Alors sont apparus tout un tas de conseils présentés comme indispensables : toujours passer les portes en premier, manger avant son chien, mettre les mains dans sa gamelle, contrôler systématiquement les ressources, ne jamais céder, montrer qui décide… avec l’idée que c’était ainsi que fonctionnaient naturellement les loups, et donc les chiens.

À partir de là, certaines dérives ont trouvé une justification qui semblait scientifique. Si le chien cherchait à prendre le dessus, alors il devenait logique de reprendre le dessus avant lui.
Pour certains, cette idée a servi à légitimer des pratiques de plus en plus coercitives : corrections physiques, intimidations, techniques comme l’« alpha roll » consistant à plaquer un chien sur le dos pour lui rappeler sa prétendue place dans la hiérarchie… toujours au nom d’un fonctionnement présenté comme « naturel ».

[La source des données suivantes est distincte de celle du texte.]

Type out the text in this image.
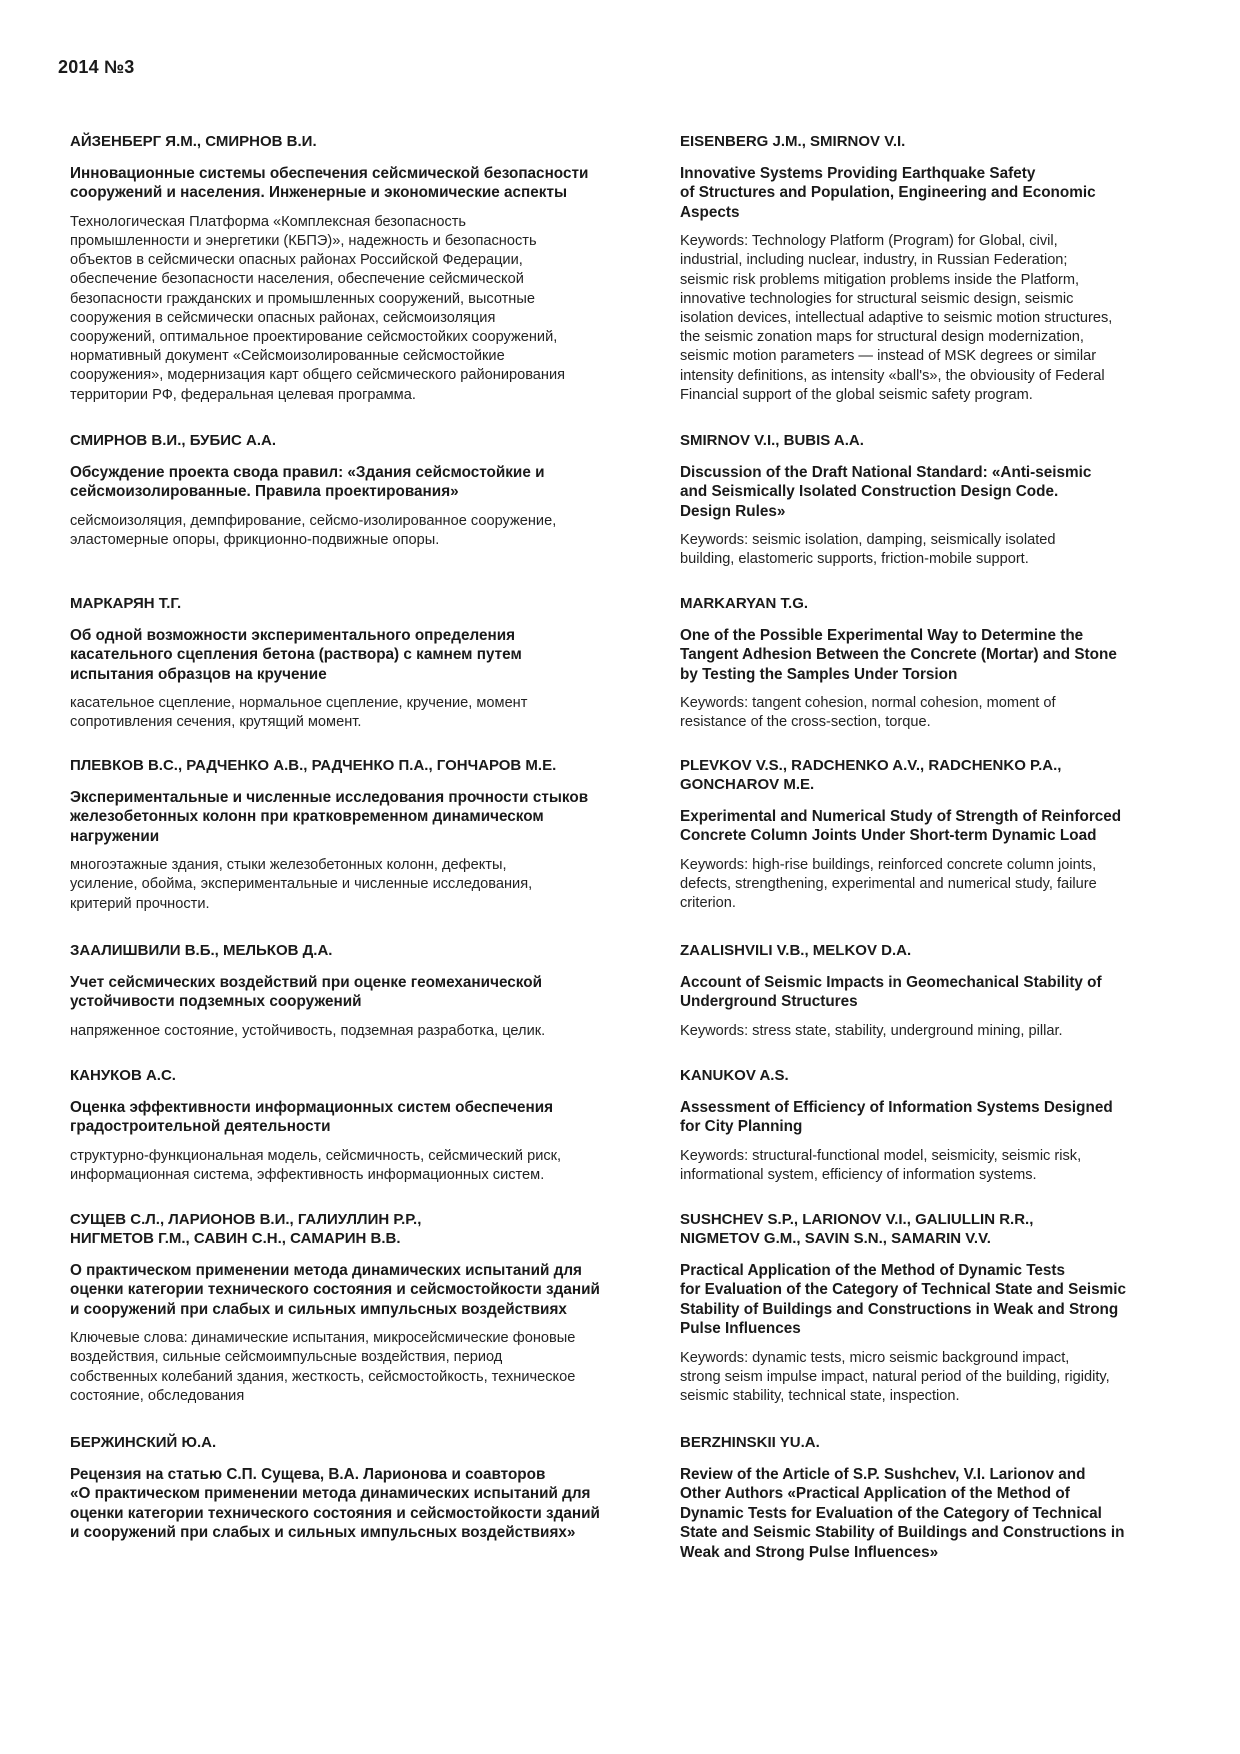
2014 №3

АЙЗЕНБЕРГ Я.М., СМИРНОВ В.И.

Инновационные системы обеспечения сейсмической безопасности
сооружений и населения. Инженерные и экономические аспекты

Технологическая Платформа «Комплексная безопасность
промышленности и энергетики (КБПЭ)», надежность и безопасность
объектов в сейсмически опасных районах Российской Федерации,
обеспечение безопасности населения, обеспечение сейсмической
безопасности гражданских и промышленных сооружений, высотные
сооружения в сейсмически опасных районах, сейсмоизоляция
сооружений, оптимальное проектирование сейсмостойких сооружений,
нормативный документ «Сейсмоизолированные сейсмостойкие
сооружения», модернизация карт общего сейсмического районирования
территории РФ, федеральная целевая программа.

EISENBERG J.M., SMIRNOV V.I.

Innovative Systems Providing Earthquake Safety
of Structures and Population, Engineering and Economic
Aspects

Keywords: Technology Platform (Program) for Global, civil,
industrial, including nuclear, industry, in Russian Federation;
seismic risk problems mitigation problems inside the Platform,
innovative technologies for structural seismic design, seismic
isolation devices, intellectual adaptive to seismic motion structures,
the seismic zonation maps for structural design modernization,
seismic motion parameters — instead of MSK degrees or similar
intensity definitions, as intensity «ball's», the obviousity of Federal
Financial support of the global seismic safety program.

СМИРНОВ В.И., БУБИС А.А.

Обсуждение проекта свода правил: «Здания сейсмостойкие и
сейсмоизолированные. Правила проектирования»

сейсмоизоляция, демпфирование, сейсмо-изолированное сооружение,
эластомерные опоры, фрикционно-подвижные опоры.

SMIRNOV V.I., BUBIS A.A.

Discussion of the Draft National Standard: «Anti-seismic
and Seismically Isolated Construction Design Code.
Design Rules»

Keywords: seismic isolation, damping, seismically isolated
building, elastomeric supports, friction-mobile support.

МАРКАРЯН Т.Г.

Об одной возможности экспериментального определения
касательного сцепления бетона (раствора) с камнем путем
испытания образцов на кручение

касательное сцепление, нормальное сцепление, кручение, момент
сопротивления сечения, крутящий момент.

MARKARYAN T.G.

One of the Possible Experimental Way to Determine the
Tangent Adhesion Between the Concrete (Mortar) and Stone
by Testing the Samples Under Torsion

Keywords: tangent cohesion, normal cohesion, moment of
resistance of the cross-section, torque.

ПЛЕВКОВ В.С., РАДЧЕНКО А.В., РАДЧЕНКО П.А., ГОНЧАРОВ М.Е.

Экспериментальные и численные исследования прочности стыков
железобетонных колонн при кратковременном динамическом
нагружении

многоэтажные здания, стыки железобетонных колонн, дефекты,
усиление, обойма, экспериментальные и численные исследования,
критерий прочности.

PLEVKOV V.S., RADCHENKO A.V., RADCHENKO P.A.,
GONCHAROV M.E.

Experimental and Numerical Study of Strength of Reinforced
Concrete Column Joints Under Short-term Dynamic Load

Keywords: high-rise buildings, reinforced concrete column joints,
defects, strengthening, experimental and numerical study, failure
criterion.

ЗААЛИШВИЛИ В.Б., МЕЛЬКОВ Д.А.

Учет сейсмических воздействий при оценке геомеханической
устойчивости подземных сооружений

напряженное состояние, устойчивость, подземная разработка, целик.

ZAALISHVILI V.B., MELKOV D.A.

Account of Seismic Impacts in Geomechanical Stability of
Underground Structures

Keywords: stress state, stability, underground mining, pillar.

КАНУКОВ А.С.

Оценка эффективности информационных систем обеспечения
градостроительной деятельности

структурно-функциональная модель, сейсмичность, сейсмический риск,
информационная система, эффективность информационных систем.

KANUKOV A.S.

Assessment of Efficiency of Information Systems Designed
for City Planning

Keywords: structural-functional model, seismicity, seismic risk,
informational system, efficiency of information systems.

СУЩЕВ С.Л., ЛАРИОНОВ В.И., ГАЛИУЛЛИН Р.Р.,
НИГМЕТОВ Г.М., САВИН С.Н., САМАРИН В.В.

О практическом применении метода динамических испытаний для
оценки категории технического состояния и сейсмостойкости зданий
и сооружений при слабых и сильных импульсных воздействиях

Ключевые слова: динамические испытания, микросейсмические фоновые
воздействия, сильные сейсмоимпульсные воздействия, период
собственных колебаний здания, жесткость, сейсмостойкость, техническое
состояние, обследования

SUSHCHEV S.P., LARIONOV V.I., GALIULLIN R.R.,
NIGMETOV G.M., SAVIN S.N., SAMARIN V.V.

Practical Application of the Method of Dynamic Tests
for Evaluation of the Category of Technical State and Seismic
Stability of Buildings and Constructions in Weak and Strong
Pulse Influences

Keywords: dynamic tests, micro seismic background impact,
strong seism impulse impact, natural period of the building, rigidity,
seismic stability, technical state, inspection.

БЕРЖИНСКИЙ Ю.А.

Рецензия на статью С.П. Сущева, В.А. Ларионова и соавторов
«О практическом применении метода динамических испытаний для
оценки категории технического состояния и сейсмостойкости зданий
и сооружений при слабых и сильных импульсных воздействиях»

BERZHINSKII YU.A.

Review of the Article of S.P. Sushchev, V.I. Larionov and
Other Authors «Practical Application of the Method of
Dynamic Tests for Evaluation of the Category of Technical
State and Seismic Stability of Buildings and Constructions in
Weak and Strong Pulse Influences»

Le problème, c’est que lorsqu’on part d’une idée mal comprise, tout ce que l’on construit dessus risque de partir dans la mauvaise direction.
Avec le recul, on se rend compte que ces pratiques reposaient souvent davantage sur une interprétation simplifiée, voire déformée, des observations scientifiques que sur les observations elles-mêmes.

Pourtant, lorsqu’on revient aux observations dont sont issues ces théories, on découvre un tableau beaucoup plus nuancé. Et surtout, une image de l’« alpha » souvent très éloignée de celle qui a été popularisée.

majestic grey wolf in natural habitat


Et la grande majorité des propriétaires qui ont suivi ces conseils ne cherchaient pas à être durs avec leur chien. Ils pensaient sincèrement faire ce qu’il fallait. Ils faisaient confiance à ce qui leur était présenté comme une explication scientifique du comportement animal.

Je ne partage pas cette vidéo pour relancer le débat entre « ancienne » et « nouvelle » école.

Je la partage parce qu’elle rappelle quelque chose qui me semble essentiel : avant de construire toute une manière d’accompagner un chien à partir d’une idée, encore faut-il être sûr d’avoir bien compris ce que cette idée disait réellement.

Quand une théorie est simplifiée à l’extrême, puis transformée en recettes toutes faites, il y a toujours un risque de perdre en route ce qui faisait sa richesse… et parfois d’en tirer des conclusions qui ne sont plus adaptées.

En presque quinze ans d’accompagnement, j’ai rencontré énormément de propriétaires qui culpabilisaient parce qu’ils avaient l’impression de ne pas être assez fermes avec leur chien.

On leur avait expliqué qu’un bon leader devait savoir s’imposer, ne rien laisser passer, montrer qui décide. Alors ils essayaient de faire de leur mieux, persuadés que c’était ce dont leur chien avait besoin.

Dans cette logique, je pense qu’un chien a besoin d’un humain sur lequel il peut s’appuyer. D’un repère. D’un pilier. De quelqu’un qui prend parfois des décisions pour lui lorsqu’il n’en est pas capable.

Mais être une figure de référence ne consiste pas à imposer sa place par la force, à multiplier les rapports de pouvoir ou à entrer dans une confrontation permanente avec son chien.

Pour moi, être un membre d’une même famille, même si pas de la même espèce, c’est offrir un cadre cohérent, prendre des décisions lorsque c’est nécessaire, protéger son chien quand il en a besoin et l’aider progressivement à développer les compétences qui lui permettront de gagner en confiance et en autonomie.

J’aimerais sincèrement que cette vidéo puisse éviter à certains humains de s’engager dans une voie simplement parce qu’ils pensent suivre des recommandations sérieuses, sans en connaître réellement les fondements.